La Cumbre de las Américas desde el llano

Nunca he sabido si las cumbres sirven para algo. Supongo que son solo un puñado de personas que piensa que sí, o que los “espacios de diálogo de alto nivel” lo son en verdad. Por más que leo y releo las noticias o alguno que otro artículo académico, cuando los enfrento con la realidad no veo avances serios desde los Estados ni que hagan todo lo que se pregona en estos eventos.
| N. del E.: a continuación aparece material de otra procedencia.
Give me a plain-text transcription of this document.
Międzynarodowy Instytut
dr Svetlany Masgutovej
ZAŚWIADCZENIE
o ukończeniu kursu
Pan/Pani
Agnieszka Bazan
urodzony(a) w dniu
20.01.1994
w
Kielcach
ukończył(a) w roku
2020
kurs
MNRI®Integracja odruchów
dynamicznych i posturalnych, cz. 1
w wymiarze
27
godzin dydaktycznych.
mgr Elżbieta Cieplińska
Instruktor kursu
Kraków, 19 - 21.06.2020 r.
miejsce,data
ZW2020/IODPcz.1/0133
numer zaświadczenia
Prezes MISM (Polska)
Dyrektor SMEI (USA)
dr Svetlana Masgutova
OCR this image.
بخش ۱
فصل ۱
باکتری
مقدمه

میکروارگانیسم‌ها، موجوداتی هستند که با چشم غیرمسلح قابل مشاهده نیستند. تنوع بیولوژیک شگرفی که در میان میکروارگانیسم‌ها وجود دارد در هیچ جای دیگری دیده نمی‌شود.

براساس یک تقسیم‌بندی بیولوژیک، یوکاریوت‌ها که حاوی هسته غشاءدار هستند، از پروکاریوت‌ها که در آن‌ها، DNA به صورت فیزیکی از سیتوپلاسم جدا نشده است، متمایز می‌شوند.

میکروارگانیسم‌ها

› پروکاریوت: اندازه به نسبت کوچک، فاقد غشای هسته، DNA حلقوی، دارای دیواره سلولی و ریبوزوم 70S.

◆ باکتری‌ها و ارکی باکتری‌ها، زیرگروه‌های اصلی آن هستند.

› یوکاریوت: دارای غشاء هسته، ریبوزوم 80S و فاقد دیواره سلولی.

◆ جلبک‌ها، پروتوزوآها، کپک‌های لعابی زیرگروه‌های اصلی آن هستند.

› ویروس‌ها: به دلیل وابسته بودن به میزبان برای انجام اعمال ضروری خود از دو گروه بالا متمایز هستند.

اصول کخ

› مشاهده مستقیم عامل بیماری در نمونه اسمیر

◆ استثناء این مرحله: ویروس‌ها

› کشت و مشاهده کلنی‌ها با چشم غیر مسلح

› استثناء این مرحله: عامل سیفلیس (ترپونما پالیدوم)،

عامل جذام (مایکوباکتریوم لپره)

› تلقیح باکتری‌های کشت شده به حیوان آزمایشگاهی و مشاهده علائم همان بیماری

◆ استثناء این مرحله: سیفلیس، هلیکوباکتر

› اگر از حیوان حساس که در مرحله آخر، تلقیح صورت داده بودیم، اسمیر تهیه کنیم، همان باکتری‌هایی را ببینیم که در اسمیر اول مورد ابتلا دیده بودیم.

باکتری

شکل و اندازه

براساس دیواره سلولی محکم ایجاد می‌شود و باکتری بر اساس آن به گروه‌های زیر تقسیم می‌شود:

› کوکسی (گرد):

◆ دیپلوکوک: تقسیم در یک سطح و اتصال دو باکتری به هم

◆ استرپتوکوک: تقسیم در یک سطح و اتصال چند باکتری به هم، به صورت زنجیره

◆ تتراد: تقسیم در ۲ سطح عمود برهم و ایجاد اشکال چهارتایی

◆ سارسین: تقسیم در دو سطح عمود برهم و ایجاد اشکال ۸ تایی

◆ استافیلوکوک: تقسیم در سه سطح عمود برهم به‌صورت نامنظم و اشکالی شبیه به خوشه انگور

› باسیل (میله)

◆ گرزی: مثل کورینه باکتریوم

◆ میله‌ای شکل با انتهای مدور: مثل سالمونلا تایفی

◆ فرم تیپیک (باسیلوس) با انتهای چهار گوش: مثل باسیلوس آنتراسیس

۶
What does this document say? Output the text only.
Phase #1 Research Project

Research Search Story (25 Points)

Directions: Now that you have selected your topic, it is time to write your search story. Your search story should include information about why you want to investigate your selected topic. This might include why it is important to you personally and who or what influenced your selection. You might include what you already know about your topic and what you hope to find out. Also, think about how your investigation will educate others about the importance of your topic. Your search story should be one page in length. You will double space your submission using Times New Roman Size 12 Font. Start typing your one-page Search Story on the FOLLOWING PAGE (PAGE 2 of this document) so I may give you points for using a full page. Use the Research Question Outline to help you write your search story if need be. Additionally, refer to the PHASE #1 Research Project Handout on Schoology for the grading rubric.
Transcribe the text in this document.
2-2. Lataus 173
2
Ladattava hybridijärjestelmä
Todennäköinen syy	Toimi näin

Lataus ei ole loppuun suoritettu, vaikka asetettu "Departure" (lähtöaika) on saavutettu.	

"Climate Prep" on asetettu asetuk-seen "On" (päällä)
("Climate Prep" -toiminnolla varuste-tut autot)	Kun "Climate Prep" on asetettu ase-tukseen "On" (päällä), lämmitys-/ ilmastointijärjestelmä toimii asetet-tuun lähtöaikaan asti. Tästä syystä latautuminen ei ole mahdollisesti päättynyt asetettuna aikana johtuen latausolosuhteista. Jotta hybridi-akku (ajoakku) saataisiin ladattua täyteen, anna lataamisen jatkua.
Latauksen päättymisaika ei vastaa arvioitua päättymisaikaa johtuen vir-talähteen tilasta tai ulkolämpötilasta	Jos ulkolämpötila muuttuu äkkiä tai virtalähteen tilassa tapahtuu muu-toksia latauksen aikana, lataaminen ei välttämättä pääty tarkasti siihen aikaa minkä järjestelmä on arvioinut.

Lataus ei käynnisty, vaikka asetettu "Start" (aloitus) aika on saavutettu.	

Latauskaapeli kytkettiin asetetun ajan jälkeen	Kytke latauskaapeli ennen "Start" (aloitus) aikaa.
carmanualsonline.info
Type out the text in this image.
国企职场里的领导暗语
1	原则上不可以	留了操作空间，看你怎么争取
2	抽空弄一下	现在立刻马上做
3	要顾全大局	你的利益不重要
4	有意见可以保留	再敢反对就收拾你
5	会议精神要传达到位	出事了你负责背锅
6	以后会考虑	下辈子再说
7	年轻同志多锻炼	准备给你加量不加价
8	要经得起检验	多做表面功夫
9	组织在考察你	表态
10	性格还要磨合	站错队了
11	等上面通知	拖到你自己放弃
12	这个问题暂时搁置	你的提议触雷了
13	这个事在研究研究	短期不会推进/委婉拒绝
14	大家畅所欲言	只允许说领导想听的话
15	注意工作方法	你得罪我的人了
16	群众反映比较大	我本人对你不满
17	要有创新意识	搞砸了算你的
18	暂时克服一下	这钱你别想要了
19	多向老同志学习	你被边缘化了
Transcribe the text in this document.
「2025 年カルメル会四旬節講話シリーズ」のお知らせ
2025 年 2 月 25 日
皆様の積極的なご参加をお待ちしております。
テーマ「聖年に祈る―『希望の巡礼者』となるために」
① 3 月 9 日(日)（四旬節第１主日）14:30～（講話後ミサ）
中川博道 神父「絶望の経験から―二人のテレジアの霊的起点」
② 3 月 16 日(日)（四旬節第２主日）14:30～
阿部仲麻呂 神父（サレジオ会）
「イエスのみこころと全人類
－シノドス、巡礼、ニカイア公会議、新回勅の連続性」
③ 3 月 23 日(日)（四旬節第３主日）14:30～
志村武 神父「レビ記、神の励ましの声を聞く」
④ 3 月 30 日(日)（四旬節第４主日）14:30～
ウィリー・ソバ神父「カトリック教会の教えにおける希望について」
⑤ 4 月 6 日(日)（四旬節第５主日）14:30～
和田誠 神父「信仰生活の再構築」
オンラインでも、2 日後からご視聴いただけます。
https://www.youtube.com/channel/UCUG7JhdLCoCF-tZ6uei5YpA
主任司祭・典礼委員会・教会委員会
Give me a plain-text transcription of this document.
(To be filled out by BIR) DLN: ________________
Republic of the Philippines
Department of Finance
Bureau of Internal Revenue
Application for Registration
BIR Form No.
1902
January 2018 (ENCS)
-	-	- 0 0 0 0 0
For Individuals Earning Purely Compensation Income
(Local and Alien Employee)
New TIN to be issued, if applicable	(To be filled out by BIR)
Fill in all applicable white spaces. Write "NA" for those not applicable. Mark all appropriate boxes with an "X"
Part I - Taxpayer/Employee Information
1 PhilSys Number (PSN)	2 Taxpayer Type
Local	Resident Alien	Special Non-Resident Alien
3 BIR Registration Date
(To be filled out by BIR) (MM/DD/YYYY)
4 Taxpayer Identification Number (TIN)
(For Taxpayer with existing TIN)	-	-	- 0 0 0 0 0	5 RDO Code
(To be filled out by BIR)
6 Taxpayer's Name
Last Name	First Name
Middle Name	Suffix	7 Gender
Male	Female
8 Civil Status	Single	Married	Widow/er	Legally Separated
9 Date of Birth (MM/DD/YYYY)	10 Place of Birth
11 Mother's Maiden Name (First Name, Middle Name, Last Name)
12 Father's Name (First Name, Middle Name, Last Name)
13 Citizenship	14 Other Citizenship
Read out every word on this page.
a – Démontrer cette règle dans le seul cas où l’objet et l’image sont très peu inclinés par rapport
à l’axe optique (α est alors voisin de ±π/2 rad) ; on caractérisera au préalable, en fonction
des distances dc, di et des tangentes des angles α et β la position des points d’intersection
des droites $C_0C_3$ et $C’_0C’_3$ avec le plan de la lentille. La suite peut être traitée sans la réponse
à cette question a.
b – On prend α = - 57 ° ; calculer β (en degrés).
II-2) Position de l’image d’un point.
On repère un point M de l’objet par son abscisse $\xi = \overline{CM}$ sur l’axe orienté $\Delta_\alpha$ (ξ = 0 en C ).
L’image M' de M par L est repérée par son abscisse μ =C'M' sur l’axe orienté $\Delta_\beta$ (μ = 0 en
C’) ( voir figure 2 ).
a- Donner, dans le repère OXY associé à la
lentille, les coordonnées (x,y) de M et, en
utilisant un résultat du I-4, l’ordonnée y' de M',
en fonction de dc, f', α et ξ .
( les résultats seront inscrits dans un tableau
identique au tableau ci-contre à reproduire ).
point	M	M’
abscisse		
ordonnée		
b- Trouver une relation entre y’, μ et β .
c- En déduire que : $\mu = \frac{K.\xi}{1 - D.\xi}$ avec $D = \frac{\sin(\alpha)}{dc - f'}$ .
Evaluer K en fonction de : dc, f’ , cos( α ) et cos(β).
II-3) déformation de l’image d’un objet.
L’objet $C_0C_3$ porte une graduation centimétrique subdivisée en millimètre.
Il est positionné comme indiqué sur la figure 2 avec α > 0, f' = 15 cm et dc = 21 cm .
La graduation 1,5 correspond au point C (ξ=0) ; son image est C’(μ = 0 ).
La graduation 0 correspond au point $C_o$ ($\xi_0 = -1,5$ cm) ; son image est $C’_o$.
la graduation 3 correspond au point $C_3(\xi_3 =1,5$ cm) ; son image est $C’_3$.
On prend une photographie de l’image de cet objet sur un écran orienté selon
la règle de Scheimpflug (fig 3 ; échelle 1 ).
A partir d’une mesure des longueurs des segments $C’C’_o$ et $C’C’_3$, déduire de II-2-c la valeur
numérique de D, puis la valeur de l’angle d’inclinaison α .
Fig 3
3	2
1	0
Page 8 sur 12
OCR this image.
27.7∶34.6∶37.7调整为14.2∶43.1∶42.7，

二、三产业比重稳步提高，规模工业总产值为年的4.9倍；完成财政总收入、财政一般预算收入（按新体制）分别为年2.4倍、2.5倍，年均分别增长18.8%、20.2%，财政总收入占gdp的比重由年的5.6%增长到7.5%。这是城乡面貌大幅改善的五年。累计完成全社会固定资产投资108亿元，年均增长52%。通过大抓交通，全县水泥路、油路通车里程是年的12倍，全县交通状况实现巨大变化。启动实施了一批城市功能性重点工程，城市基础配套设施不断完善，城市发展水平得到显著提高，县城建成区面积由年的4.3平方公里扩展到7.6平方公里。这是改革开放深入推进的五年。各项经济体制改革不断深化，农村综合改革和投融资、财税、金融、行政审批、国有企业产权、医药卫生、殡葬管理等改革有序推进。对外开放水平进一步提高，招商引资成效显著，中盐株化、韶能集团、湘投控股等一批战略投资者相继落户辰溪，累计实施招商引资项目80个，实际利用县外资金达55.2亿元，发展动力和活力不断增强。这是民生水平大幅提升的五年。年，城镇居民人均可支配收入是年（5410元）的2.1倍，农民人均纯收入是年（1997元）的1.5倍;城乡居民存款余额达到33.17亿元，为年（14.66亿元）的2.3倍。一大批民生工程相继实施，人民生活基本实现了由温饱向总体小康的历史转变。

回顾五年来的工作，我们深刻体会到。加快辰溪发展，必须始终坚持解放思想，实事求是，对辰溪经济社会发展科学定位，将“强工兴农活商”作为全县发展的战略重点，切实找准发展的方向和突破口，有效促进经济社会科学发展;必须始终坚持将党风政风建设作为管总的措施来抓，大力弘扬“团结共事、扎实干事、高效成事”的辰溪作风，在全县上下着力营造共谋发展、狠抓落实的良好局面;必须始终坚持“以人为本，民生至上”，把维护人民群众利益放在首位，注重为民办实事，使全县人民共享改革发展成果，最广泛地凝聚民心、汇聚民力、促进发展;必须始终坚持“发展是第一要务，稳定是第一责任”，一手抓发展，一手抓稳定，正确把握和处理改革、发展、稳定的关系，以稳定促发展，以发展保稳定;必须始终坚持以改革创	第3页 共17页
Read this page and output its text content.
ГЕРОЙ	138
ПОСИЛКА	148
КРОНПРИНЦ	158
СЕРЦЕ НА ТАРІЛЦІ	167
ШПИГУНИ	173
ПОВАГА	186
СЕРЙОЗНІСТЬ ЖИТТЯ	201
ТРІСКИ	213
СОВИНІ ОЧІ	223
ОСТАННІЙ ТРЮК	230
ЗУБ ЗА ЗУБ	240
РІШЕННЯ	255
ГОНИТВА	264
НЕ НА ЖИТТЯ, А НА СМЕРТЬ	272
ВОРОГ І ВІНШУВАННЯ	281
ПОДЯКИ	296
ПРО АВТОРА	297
Esta vez, por circunstancias del trabajo, me tocó seguir el proceso de la Cumbre de las Américas. Vi como desde un principio el gobierno peruano, sí, ese gobierno al que a todas y todos los peruanos nos cuesta bastante mantener, no tenía explicaciones claras sobre cómo sería la participación de la sociedad civil ni la de pueblos indígenas. El 21 de marzo nos explicaron que se escogería de manera aleatoria a un o a una representante para dar la posición de sociedad civil a los jefes de Estado, y que adoptarían las medidas de seguridad necesarias para que no se repitan los incidentes violentos de la cumbre pasada en Panamá. Lo curioso es que, por más que les preguntábamos con insistencia cómo sería esa elección, si vía moneda al aire, rifa, bingo, yan kem po o lo que fuera, nunca hubo una respuesta clara. Menos cuándo se les preguntó por las medidas de seguridad que se irían a adoptar. El silencio y la cara de incertidumbre del funcionario de Cancillería era el vivo retrato del momento de perplejidad de un gobierno con un Presidente de la República que -en ese preciso momento- estaba renunciando y el silencio -hasta ese momento- de quien lo sucedería.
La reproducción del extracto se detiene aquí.